Le processus d’identification est une phase importante du plan de paix élaboré par les Nations unies pour mettre fin au conflit en Côte d’Ivoire et réunifier un pays où quelque 750 000 personnes ont été déplacées et près de 3 millions de personnes sont prises en charge par des agences humanitaires.
Officiellement, les phases nationales des audiences foraines auraient dû démarrer le 13 juillet à Abidjan, capitale économique du pays. Mais le Front populaire ivoirien (FPI) de M. Gbagbo, le parti au pouvoir, a dénoncé les conditions de lancement de ces audiences et vendredi, pour la deuxième journée consécutive, aucune opération d’identification n’avait démarré en l’absence de représentants de l’Etat et de requérants.
Le Premier ministre de la transition Charles Konan Banny a annoncé la reprise des audiences foraines pour le 15 juillet sur l’ensemble du territoire et a du même coup invité les chefs de partis du pays à veiller au bon déroulement des opérations.
Le FPI accuse Mamadou Koné, ministre de la Justice, d’avoir lancé les audiences foraines pour satisfaire aux exigences des rebelles qui contrôlent la moitié nord du pays. Mais selon lui, tout a été mis en œuvre pour que les équipes de magistrats et les formulaires administratifs soient disponibles pour démarrer les opérations. Il convient de noter que le gouvernement de transition de Banny compte plusieurs ministres issus de la rébellion des Forces nouvelles.
« Nous sommes opposés aux audiences foraines telles que conduites par le ministre de la Justice », a déclaré jeudi Pascal Affi N’Guessan, chef de file du FPI. « Nous nous y opposerons par tous les moyens ».
Sur les 17 millions de personnes vivant en Côte d’Ivoire, une personne sur cinq – soit 3,5 millions de personnes – ne possède pas de papier d’identité parce qu’à sa naissance elle n’a pas été déclarée à l’Etat civil. Et il s’agit généralement de personnes originaires de pays voisins de la Côte d’Ivoire, d’où ce sentiment de xénophobie qui s’est développé ces dix dernières années.
Selon certains observateurs, il se pourrait que beaucoup de personnes refusent de se présenter aux audiences foraines de peur d’être prises pour cibles par les militants du FPI, puisque des étrangers se sont déjà faits agresser à Abidjan.
« Depuis ce matin, nous attendons que soit donné le signal pour commencer. Mais apparemment personne ne s’intéresse », confie un agent recenseur dans la commune de Yopougon.
Selon les nouvelles dispositions de la loi, toute personne âgée de treize ans ou plus peut prétendre à la nationalité ivoirienne, si elle prouve qu’un de ses parents est né sur le territoire ivoirien. Des voisins peuvent alors se présenter pour attester de l’identité de la personne. Les audiences foraines ont démarré lundi dans certaines régions du pays et s’étaleront sur deux mois.

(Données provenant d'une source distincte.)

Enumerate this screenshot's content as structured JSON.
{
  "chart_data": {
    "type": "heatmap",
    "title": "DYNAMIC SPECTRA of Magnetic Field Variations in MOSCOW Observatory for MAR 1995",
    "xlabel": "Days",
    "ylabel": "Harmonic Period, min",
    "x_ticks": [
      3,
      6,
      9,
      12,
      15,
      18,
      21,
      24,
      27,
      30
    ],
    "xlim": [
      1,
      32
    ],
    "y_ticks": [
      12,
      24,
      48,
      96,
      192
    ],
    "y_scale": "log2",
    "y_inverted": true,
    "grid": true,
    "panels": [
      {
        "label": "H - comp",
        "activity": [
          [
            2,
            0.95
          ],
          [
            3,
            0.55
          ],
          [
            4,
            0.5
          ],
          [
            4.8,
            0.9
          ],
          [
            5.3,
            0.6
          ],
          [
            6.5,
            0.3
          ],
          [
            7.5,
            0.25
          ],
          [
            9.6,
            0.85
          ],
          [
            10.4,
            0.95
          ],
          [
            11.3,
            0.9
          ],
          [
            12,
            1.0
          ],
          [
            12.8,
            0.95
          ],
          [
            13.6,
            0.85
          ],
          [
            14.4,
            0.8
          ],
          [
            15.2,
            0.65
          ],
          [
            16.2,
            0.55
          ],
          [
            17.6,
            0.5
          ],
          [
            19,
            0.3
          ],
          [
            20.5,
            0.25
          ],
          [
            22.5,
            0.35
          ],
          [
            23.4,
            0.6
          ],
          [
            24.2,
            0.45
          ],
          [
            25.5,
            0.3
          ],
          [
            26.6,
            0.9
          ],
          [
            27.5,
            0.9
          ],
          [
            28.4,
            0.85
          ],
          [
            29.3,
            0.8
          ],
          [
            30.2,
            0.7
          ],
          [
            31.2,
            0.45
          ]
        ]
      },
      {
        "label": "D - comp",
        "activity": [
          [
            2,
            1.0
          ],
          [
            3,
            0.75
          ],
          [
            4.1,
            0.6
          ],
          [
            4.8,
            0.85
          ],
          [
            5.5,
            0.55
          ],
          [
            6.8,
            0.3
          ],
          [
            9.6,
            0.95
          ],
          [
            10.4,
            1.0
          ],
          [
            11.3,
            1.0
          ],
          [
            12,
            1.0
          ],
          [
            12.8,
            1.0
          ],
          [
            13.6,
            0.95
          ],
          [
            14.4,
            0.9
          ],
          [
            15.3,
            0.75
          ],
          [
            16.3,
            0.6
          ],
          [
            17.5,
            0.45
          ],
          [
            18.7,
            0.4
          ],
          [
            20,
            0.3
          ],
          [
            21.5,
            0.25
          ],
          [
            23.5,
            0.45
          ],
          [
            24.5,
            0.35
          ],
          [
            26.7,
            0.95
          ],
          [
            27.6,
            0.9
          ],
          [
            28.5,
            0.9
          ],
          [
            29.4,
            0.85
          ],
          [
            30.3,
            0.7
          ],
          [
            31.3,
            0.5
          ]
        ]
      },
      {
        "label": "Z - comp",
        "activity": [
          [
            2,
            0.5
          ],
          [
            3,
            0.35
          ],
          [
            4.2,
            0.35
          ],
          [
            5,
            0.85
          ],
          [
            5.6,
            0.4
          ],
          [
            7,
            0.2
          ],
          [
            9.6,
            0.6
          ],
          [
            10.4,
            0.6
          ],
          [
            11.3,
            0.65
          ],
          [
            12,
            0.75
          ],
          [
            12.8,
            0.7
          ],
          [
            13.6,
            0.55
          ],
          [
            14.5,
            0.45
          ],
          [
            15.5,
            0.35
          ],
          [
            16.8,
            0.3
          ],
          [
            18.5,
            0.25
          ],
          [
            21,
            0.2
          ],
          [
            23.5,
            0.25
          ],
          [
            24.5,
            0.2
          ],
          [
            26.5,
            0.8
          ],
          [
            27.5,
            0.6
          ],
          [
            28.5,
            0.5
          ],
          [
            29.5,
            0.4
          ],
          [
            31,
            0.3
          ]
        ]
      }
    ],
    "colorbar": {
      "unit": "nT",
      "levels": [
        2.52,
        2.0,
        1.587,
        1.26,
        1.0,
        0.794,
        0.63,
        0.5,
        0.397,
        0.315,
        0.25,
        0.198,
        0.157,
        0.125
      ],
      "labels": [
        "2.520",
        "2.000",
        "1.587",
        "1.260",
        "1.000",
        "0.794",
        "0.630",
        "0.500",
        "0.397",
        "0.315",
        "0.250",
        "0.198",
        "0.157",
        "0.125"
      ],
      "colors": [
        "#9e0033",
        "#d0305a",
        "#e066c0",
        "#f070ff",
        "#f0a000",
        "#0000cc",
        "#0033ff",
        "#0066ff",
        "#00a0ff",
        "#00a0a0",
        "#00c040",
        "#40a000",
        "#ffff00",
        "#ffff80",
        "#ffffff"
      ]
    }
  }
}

« Lorsque je suis né, mon père ne m’a pas reconnu, et ma mère qui devait me déclarer à l’Etat civil, n’a jamais été à l’école. Je ne me rendais pas compte de l’importance que cela avait », explique Mory Kouyate, un jeune cordonnier de vingt ans. « J’espère avoir ma fiche d’Etat civil ».
Le processus d’identification est une étape importante dans l’organisation des élections prévues théoriquement en octobre prochain, mais qui pourraient être reportées à une date ultérieure. L’identification permettra d’établir les listes électorales avant la tenue du scrutin présidentiel et l’inscription de nouveaux électeurs pourrait déterminer l’issue des élections.
« Les gens se plaignent de ne pas bénéficier du même traitement, en particulier à Abidjan, car dans les villages les gens se connaissent, ce qui n’est pas le cas à Abidjan », selon Koné.
« Je pense que ce n’est pas la bonne manière d’aborder le problème. Il y a des chefs de quartiers, des chefs de famille, enfin… des chefs dans bien des domaines et d’une manière ou d’une autre les gens se connaissent et peuvent témoigner », a-t-il ajouté.
L’identité nationale est un sujet sensible en Côte d’Ivoire, un pays où des millions de ressortissants de pays d’Afrique de l’Ouest se sont établis pour travailler dans les plantations de café et de cacao.
Mais dans les années 1990, la chute des cours mondiaux de ces produits et d’autres facteurs conjoncturels ont provoqué un ralentissement de l’économie ivoirienne et suscité un sentiment d’animosité envers les étrangers.